ALS Stage Recommended IDDSI Level
Early (mild slowing only) Level 6–7 (soft and bite-sized, regular)
Mild-moderate (coughing on thin liquids) Liquids: Level 2–3 (mildly/moderately thick); Food: Level 5–6
Moderate-advanced Liquids: Level 3–4; Food: Level 4–5
Advanced (PEG-dependent) Tube feeding; comfort oral intake if desired

ALS-specific textures to avoid at all stages:


7. Managing Sialorrhea (Drooling)

Drooling in ALS is caused by reduced swallowing frequency, not excess saliva production. Management options:

Approach Method
Positioning Upright head position; avoid prolonged supine posture
Hyoscine (scopolamine) patch Reduces secretions; discuss with neurologist
Glycopyrronium (glycopyrrolate) Oral or sublingual; titrate to effect
Botulinum toxin injection Into parotid/submandibular glands; repeat every 3–6 months
Suction device For severe accumulation, especially at night

8. Aspiration Pneumonia Prevention

Strategy Implementation
Head and trunk position Minimum 60° upright during and 30 minutes after eating
Oral hygiene Brush or clean mouth before and after every meal
Texture management Strict adherence to SLP-prescribed IDDSI levels
Night positioning Bed head elevated 30°; manage nocturnal secretions
Respiratory physiotherapy Help clear secretions; cough-assist device if cough weakened

9. End-of-Life Feeding Decisions

ALS feeding decisions are deeply personal and ethically complex:

Option When Used Description
Continue active PEG tube feeding Patient wishes to extend life May be used alongside ventilator support
Comfort feeding Patient prioritises quality of life Small oral intake for pleasure; caloric adequacy not the goal
Decline PEG Patient autonomous choice Legally protected in most jurisdictions; requires advance directive documentation
Withdraw tube feeding Terminal phase, advance directive in place Requires palliative care team involvement

Key principle: The decision about tube feeding in ALS is not a medical decision — it is a values decision.
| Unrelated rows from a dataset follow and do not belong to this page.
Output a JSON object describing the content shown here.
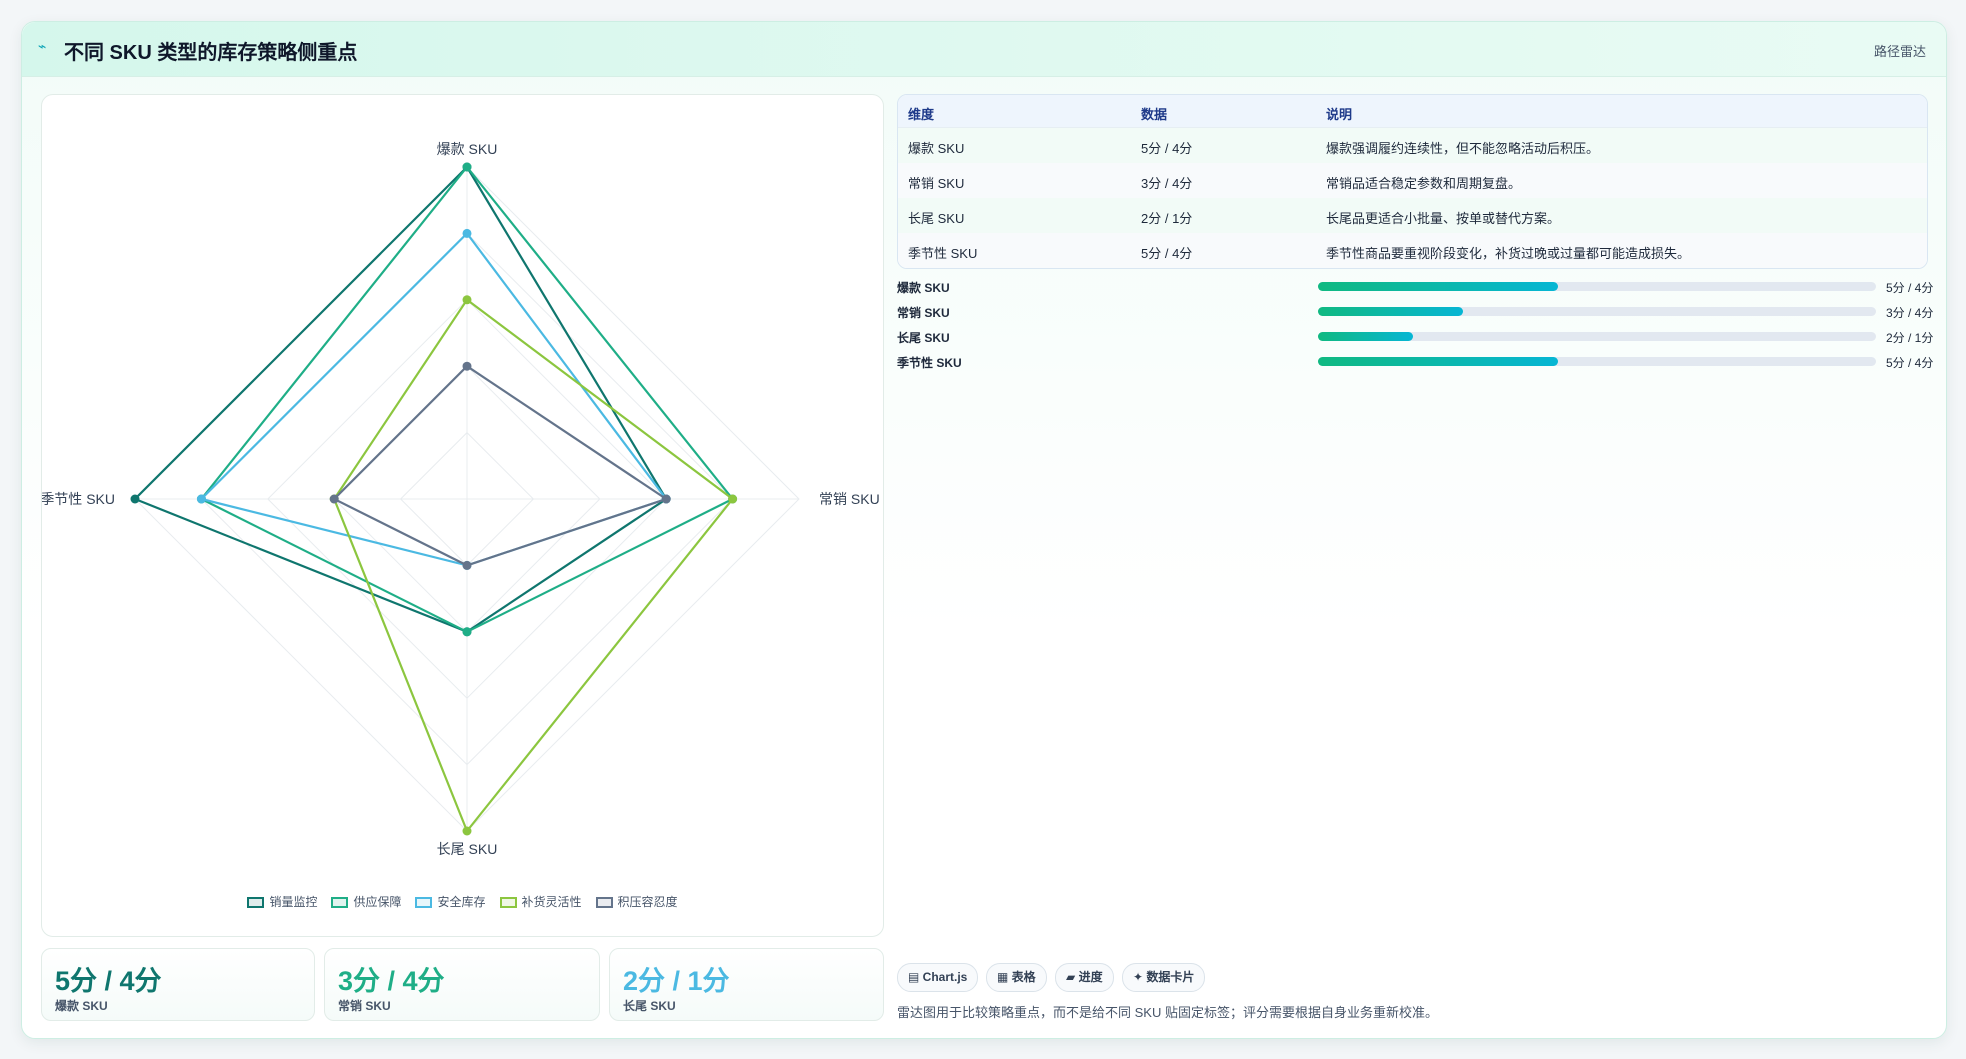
{
  "header": {
    "title": "不同 SKU 类型的库存策略侧重点",
    "badge": "路径雷达"
  },
  "chart_data": {
    "type": "radar",
    "categories": [
      "爆款 SKU",
      "常销 SKU",
      "长尾 SKU",
      "季节性 SKU"
    ],
    "series": [
      {
        "name": "销量监控",
        "color": "#0f766e",
        "values": [
          5,
          3,
          2,
          5
        ]
      },
      {
        "name": "供应保障",
        "color": "#1fae87",
        "values": [
          5,
          4,
          2,
          4
        ]
      },
      {
        "name": "安全库存",
        "color": "#4bb9e2",
        "values": [
          4,
          3,
          1,
          4
        ]
      },
      {
        "name": "补货灵活性",
        "color": "#8cc63f",
        "values": [
          3,
          4,
          5,
          2
        ]
      },
      {
        "name": "积压容忍度",
        "color": "#64748b",
        "values": [
          2,
          3,
          1,
          2
        ]
      }
    ],
    "rlim": [
      0,
      5
    ],
    "rticks": [
      1,
      2,
      3,
      4,
      5
    ],
    "grid": true,
    "legend": "bottom"
  },
  "table": {
    "columns": [
      "维度",
      "数据",
      "说明"
    ],
    "rows": [
      [
        "爆款 SKU",
        "5分 / 4分",
        "爆款强调履约连续性，但不能忽略活动后积压。"
      ],
      [
        "常销 SKU",
        "3分 / 4分",
        "常销品适合稳定参数和周期复盘。"
      ],
      [
        "长尾 SKU",
        "2分 / 1分",
        "长尾品更适合小批量、按单或替代方案。"
      ],
      [
        "季节性 SKU",
        "5分 / 4分",
        "季节性商品要重视阶段变化，补货过晚或过量都可能造成损失。"
      ]
    ]
  },
  "progress": {
    "items": [
      {
        "label": "爆款 SKU",
        "value": "5分 / 4分",
        "percent": 43
      },
      {
        "label": "常销 SKU",
        "value": "3分 / 4分",
        "percent": 26
      },
      {
        "label": "长尾 SKU",
        "value": "2分 / 1分",
        "percent": 17
      },
      {
        "label": "季节性 SKU",
        "value": "5分 / 4分",
        "percent": 43
      }
    ]
  },
  "kpis": [
    {
      "value": "5分 / 4分",
      "label": "爆款 SKU",
      "color": "#0f766e"
    },
    {
      "value": "3分 / 4分",
      "label": "常销 SKU",
      "color": "#1fae87"
    },
    {
      "value": "2分 / 1分",
      "label": "长尾 SKU",
      "color": "#4bb9e2"
    }
  ],
  "chips": [
    "▤ Chart.js",
    "▦ 表格",
    "▰ 进度",
    "✦ 数据卡片"
  ],
  "footnote": "雷达图用于比较策略重点，而不是给不同 SKU 贴固定标签；评分需要根据自身业务重新校准。"
}
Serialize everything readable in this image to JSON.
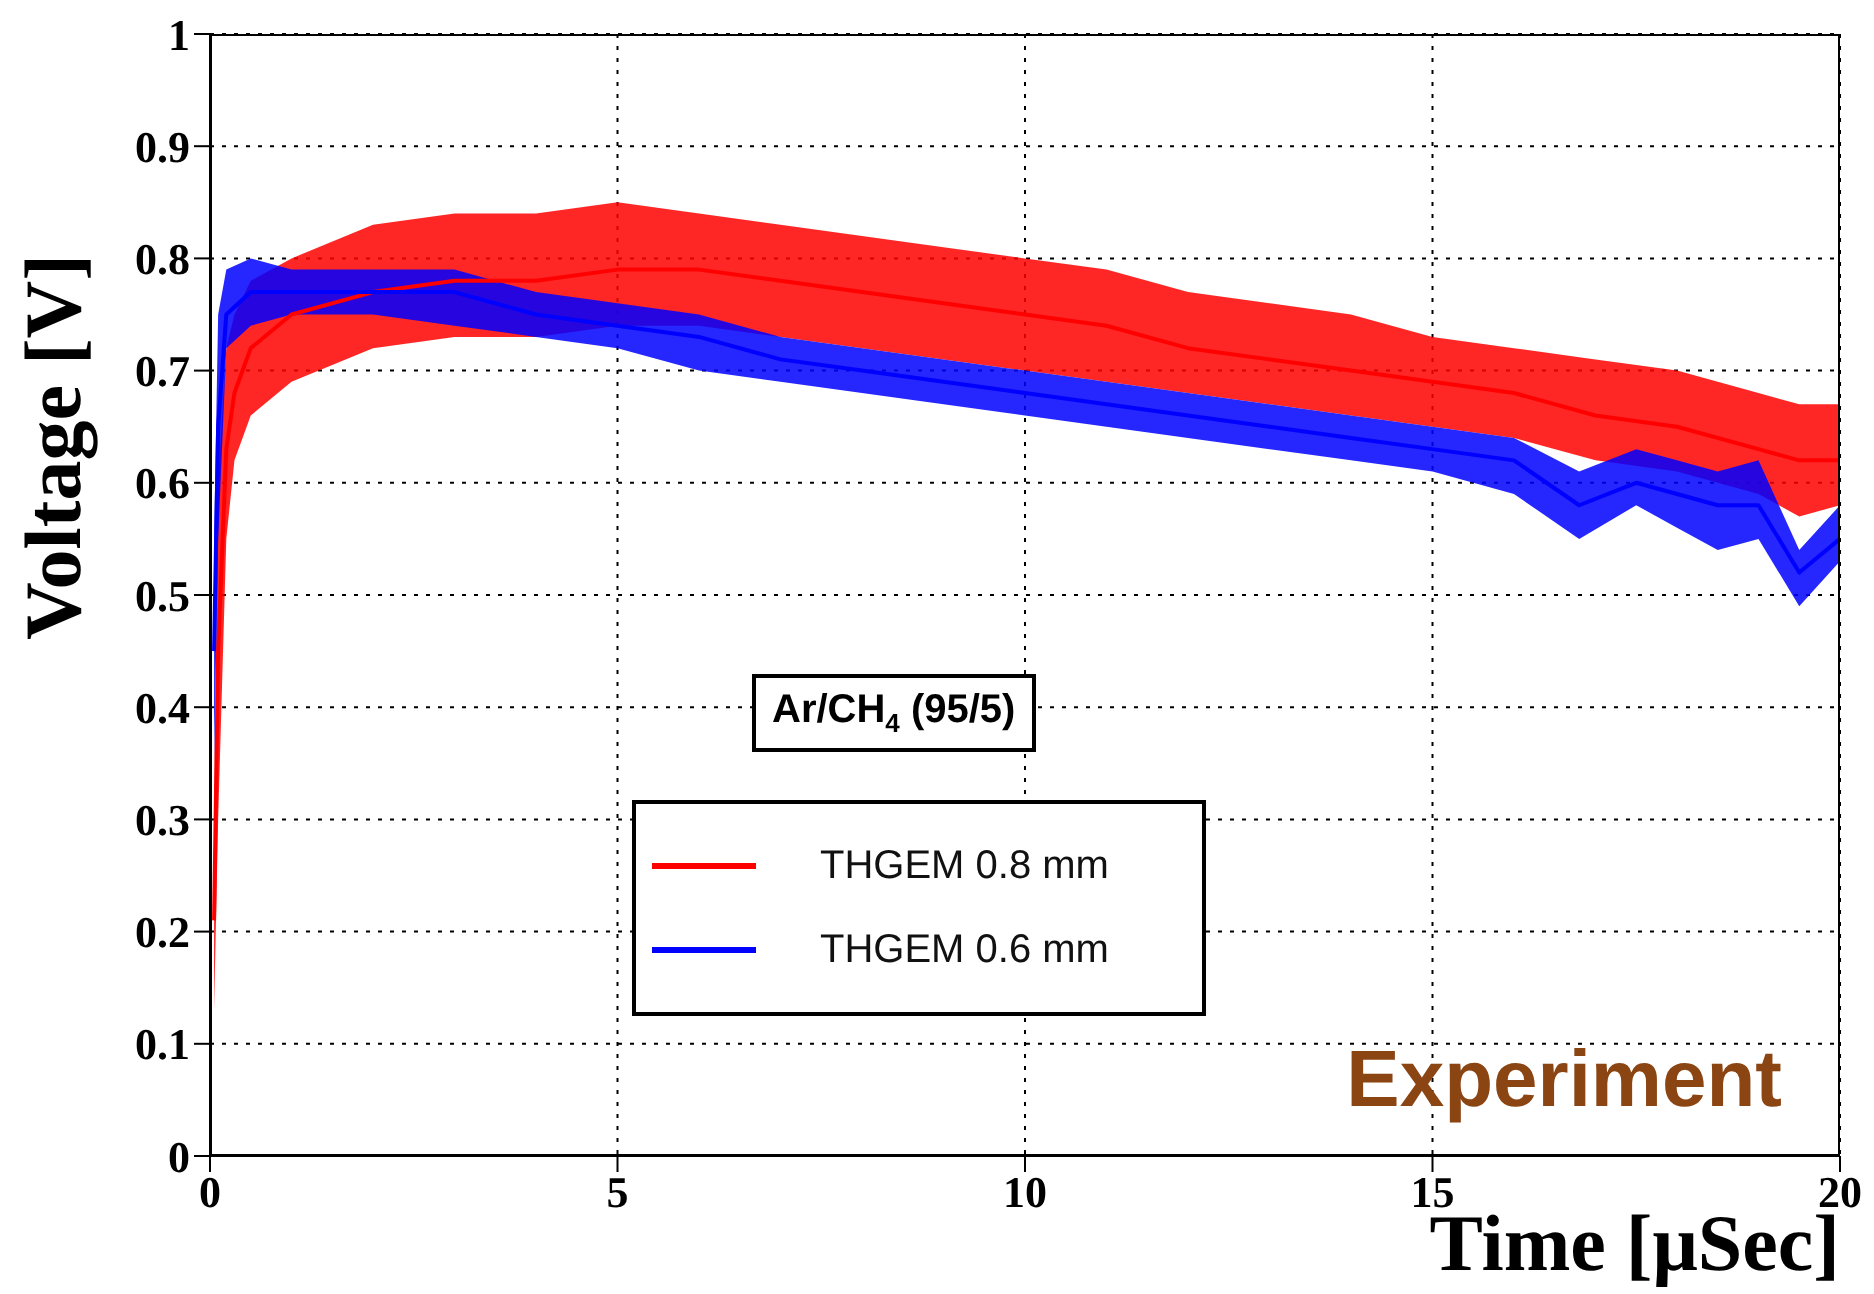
{
  "chart_data": {
    "type": "line",
    "xlabel": "Time [μSec]",
    "ylabel": "Voltage [V]",
    "xlim": [
      0,
      20
    ],
    "ylim": [
      0,
      1
    ],
    "xticks": [
      0,
      5,
      10,
      15,
      20
    ],
    "yticks": [
      0,
      0.1,
      0.2,
      0.3,
      0.4,
      0.5,
      0.6,
      0.7,
      0.8,
      0.9,
      1
    ],
    "grid": true,
    "legend": "bottom",
    "line_style": "solid",
    "marker": "none",
    "annotations": [
      "Ar/CH$_{4}$ (95/5)",
      "Experiment"
    ],
    "series": [
      {
        "name": "THGEM 0.8 mm",
        "color": "#ff0000",
        "x": [
          0.05,
          0.1,
          0.2,
          0.3,
          0.5,
          1,
          2,
          3,
          4,
          5,
          6,
          7,
          8,
          9,
          10,
          11,
          12,
          13,
          14,
          15,
          16,
          17,
          18,
          19,
          19.5,
          20
        ],
        "values": [
          0.21,
          0.45,
          0.63,
          0.68,
          0.72,
          0.75,
          0.77,
          0.78,
          0.78,
          0.79,
          0.79,
          0.78,
          0.77,
          0.76,
          0.75,
          0.74,
          0.72,
          0.71,
          0.7,
          0.69,
          0.68,
          0.66,
          0.65,
          0.63,
          0.62,
          0.62
        ],
        "lower": [
          0.13,
          0.3,
          0.55,
          0.62,
          0.66,
          0.69,
          0.72,
          0.73,
          0.73,
          0.74,
          0.74,
          0.73,
          0.72,
          0.71,
          0.7,
          0.69,
          0.68,
          0.67,
          0.66,
          0.65,
          0.64,
          0.62,
          0.61,
          0.59,
          0.57,
          0.58
        ],
        "upper": [
          0.3,
          0.6,
          0.72,
          0.75,
          0.78,
          0.8,
          0.83,
          0.84,
          0.84,
          0.85,
          0.84,
          0.83,
          0.82,
          0.81,
          0.8,
          0.79,
          0.77,
          0.76,
          0.75,
          0.73,
          0.72,
          0.71,
          0.7,
          0.68,
          0.67,
          0.67
        ]
      },
      {
        "name": "THGEM 0.6 mm",
        "color": "#0000ff",
        "x": [
          0.05,
          0.1,
          0.2,
          0.5,
          1,
          2,
          3,
          4,
          5,
          6,
          7,
          8,
          9,
          10,
          11,
          12,
          13,
          14,
          15,
          16,
          16.8,
          17.5,
          18,
          18.5,
          19,
          19.5,
          20
        ],
        "values": [
          0.45,
          0.65,
          0.75,
          0.77,
          0.77,
          0.77,
          0.77,
          0.75,
          0.74,
          0.73,
          0.71,
          0.7,
          0.69,
          0.68,
          0.67,
          0.66,
          0.65,
          0.64,
          0.63,
          0.62,
          0.58,
          0.6,
          0.59,
          0.58,
          0.58,
          0.52,
          0.55
        ],
        "lower": [
          0.35,
          0.55,
          0.72,
          0.74,
          0.75,
          0.75,
          0.74,
          0.73,
          0.72,
          0.7,
          0.69,
          0.68,
          0.67,
          0.66,
          0.65,
          0.64,
          0.63,
          0.62,
          0.61,
          0.59,
          0.55,
          0.58,
          0.56,
          0.54,
          0.55,
          0.49,
          0.53
        ],
        "upper": [
          0.55,
          0.75,
          0.79,
          0.8,
          0.79,
          0.79,
          0.79,
          0.77,
          0.76,
          0.75,
          0.73,
          0.72,
          0.71,
          0.7,
          0.69,
          0.68,
          0.67,
          0.66,
          0.65,
          0.64,
          0.61,
          0.63,
          0.62,
          0.61,
          0.62,
          0.54,
          0.58
        ]
      }
    ]
  }
}
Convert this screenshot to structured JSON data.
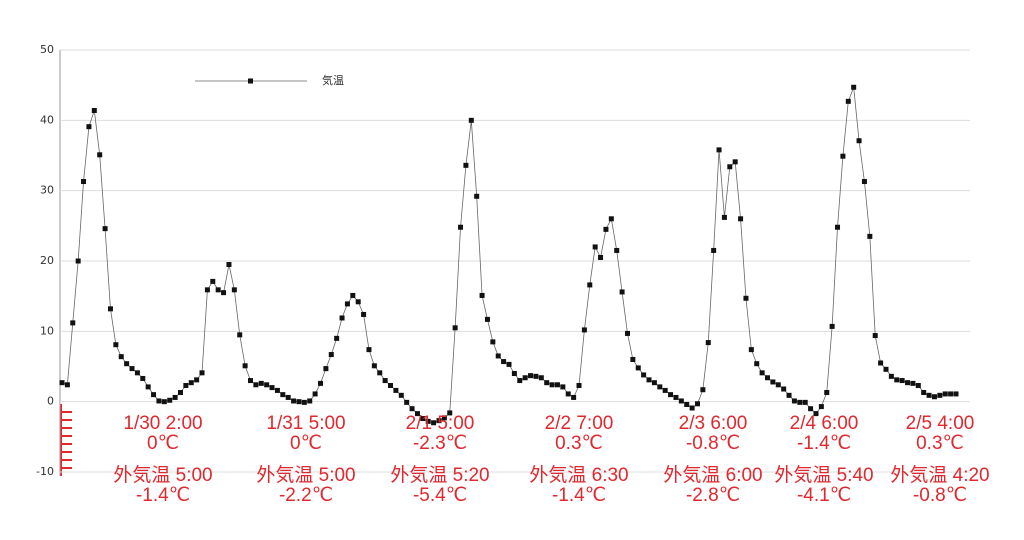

Patients should receive clear, unbiased information about what PEG can and cannot provide, and document their wishes in an advance directive early, while communication ability is preserved.


10. ALS Care Resources

Resource What It Offers
MND Association (UK) 0808-802-6262; care information, financial support, equipment loan
ALS Association (US) als.org; care centre network, research, practical support
Motor Neurone Disease Association (Australia) mndaust.asn.au; state-based support coordinators
Speech-language pathologist (SLP) Specialist in dysphagia — request referral at diagnosis, not when severe
Dietitian Caloric tracking, PEG formula selection, weight monitoring
Palliative care team Optimal to engage early in ALS course, not only end-stage

Summary

ALS dysphagia is progressive and irreversible — early planning is the most important strategy to reduce suffering and maintain quality of life. PEG should be placed while FVC remains above 50% and weight is stable, not as a last resort. The optimal dietary approach emphasises maximum caloric density in minimal volume. IDDSI texture modification, strict BiPAP-meal coordination, and oral hygiene are the three pillars of daily care. End-of-life feeding decisions should be documented in an advance directive early in the disease course, when the patient is still fully able to communicate their values.